While Iran's Interior Ministry has yet to release the official voter turnout, it is no surprise that many polling locations had to extend their hours to accommodate long lines of voters in this round of elections. Iran's reformist factions, which comprise secular and Islamist politicians promising to adapt to an ever-changing world, typically capture many votes, especially in urban areas. However, these factions boycotted elections in 2004 and 2008 in response to the clerical Guardian Council's disqualification of hundreds of their peers from the elections. As a result, voter turnout was much lower in both years than it was on Feb. 26.
In the face of potential disqualification and tight controls by the highly conservative Guardian and Expediency councils, Iranian politicians tend to form coalitions and secure endorsements before the elections are held to try to ensure seats. However, these marriages of convenience do not always hold up once the vote is over. Before the reformist-moderate coalition can be considered a newly cemented political force that will lead Iran toward pragmatic change, it is important to consider the issues dividing it and the challenges that lie ahead for the country as a whole.

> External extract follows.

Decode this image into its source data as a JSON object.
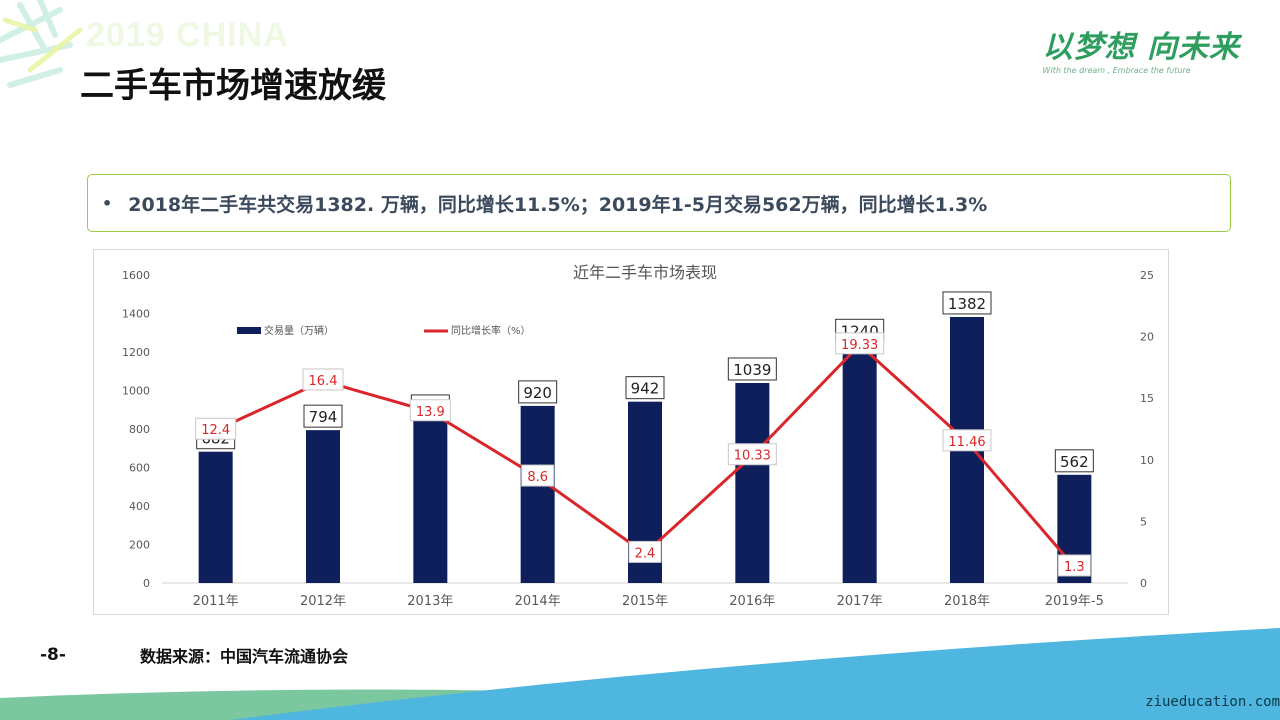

High Expectations From Iranian Voters
The latest elections made it clear that much of the Iranian public wants what moderate candidates are offering. For pragmatic conservatives such as Rouhani, this means a healthy economy, safer public spaces for women and better opportunities for international investors; for reformists, it means social liberalization, media freedom and a cautious but assertive foreign policy. But with another round of elections fast approaching in 2017, the candidates voted into office will need to show tangible results quickly if they want to keep public sentiment from souring toward them.
However, effecting change is easier said than done, and a number of obstacles will stand in the newly elected officials' way. First, economic growth — at least the kind that Rouhani promised during his presidential campaign — will be virtually impossible to bring about. Based on current market conditions, it is unlikely that Iran will be able to boost its oil exports to 2.5 million barrels per day, as Rouhani had hoped. Even if the country managed to raise its exports to a more realistic goal of 0.5 million bpd by the end of 2016 and oil prices rebounded to $40 a barrel, energy revenues would still be far lower than Rouhani could have ever predicted in 2013.
Officials could try to bolster other areas of Iran's economy, whether through the $7 billion stimulus plan Tehran announced in October 2015 or with the billions of dollars' worth of manufacturing deals it has signed with European investors. But these efforts may not yield the tangible results Iranians demand quickly enough. Though inflation has declined significantly since Rouhani took office, youth unemployment remains high at around 25 percent. This issue is very important to Iranians, especially the young voters who flocked to the polls in the latest elections and who will undoubtedly return for the 2017 vote.
If Rouhani and his moderate allies fail to deliver the economic progress their constituents are hoping for, they will need to make good on their promised social reforms to keep their momentum ahead of the 2017 presidential vote. But this, too, will be difficult to achieve. The factions within the moderate coalition do not hold the same views on social freedoms. For instance, female lawmakers enjoyed their biggest wins yet during the Feb. 26 elections, but several prominent members on the same moderate ticket as the female victors have adopted conservative stances toward women. In particular, Ali Motahari, who garnered the second-most votes in the Tehran district, has labeled leggings to be detrimental to public space and believes headscarves should be compulsory. Furthermore, Ali Larijani, the powerful speaker of Iran's parliament, strongly supports Rouhani's economic policy but has declined to comment on the president's social liberalization efforts.
Despite the consensus among most moderates and some conservatives that Iran should open up its economy, reformists, pragmatic conservatives and traditionalist conservatives embrace social reform to different degrees. Though young voters demand greater social freedoms for men and women alike, the members of the coalition now ruling the Iranian parliament apparently do not see eye to eye on implementing many of those measures. The same is true of the media freedoms advocated by reformists, which have polarized the moderate conservative factions. It comes as no surprise, then, that Rouhani has been unable (or perhaps unwilling) to follow through with his pledge to release politicians of the banned Green Movement, even though the move would be popular among many Iranians.
In the end, security may be the only realm in which the agendas of all Iran's political groups fully align. Iran will maintain an active ballistic missile program regardless of whether a hard-liner, reformist or pragmatic conservative government is in place. This program is a critical component of Tehran's national security strategy, and no political leaders are pushing to dismantle it, despite the fact that it violates certain U.N. sanctions. The country's nuclear program will be similarly protected, an enduring source of tension between Iran and other members of the international community. Though reformists espouse greater engagement with the West, moderates and conservatives alike stand firmly behind the nuclear program, regardless of what impact it has on the country's relationships abroad.
Taken together, these points of contention suggest that despite the strong showing moderates had in the latest elections, economic and social change will be slow to follow. Rouhani and his allies have by no means cinched the next presidency. After all, many of the hard-liners who lost in the Feb. 26 elections did not lose by much, and several hard-liners remain popular, especially outside of Iran's densely populated cities. If Iran's new leaders cannot fulfill their mandate, and quickly, the tables may turn on them before the next electoral race even begins.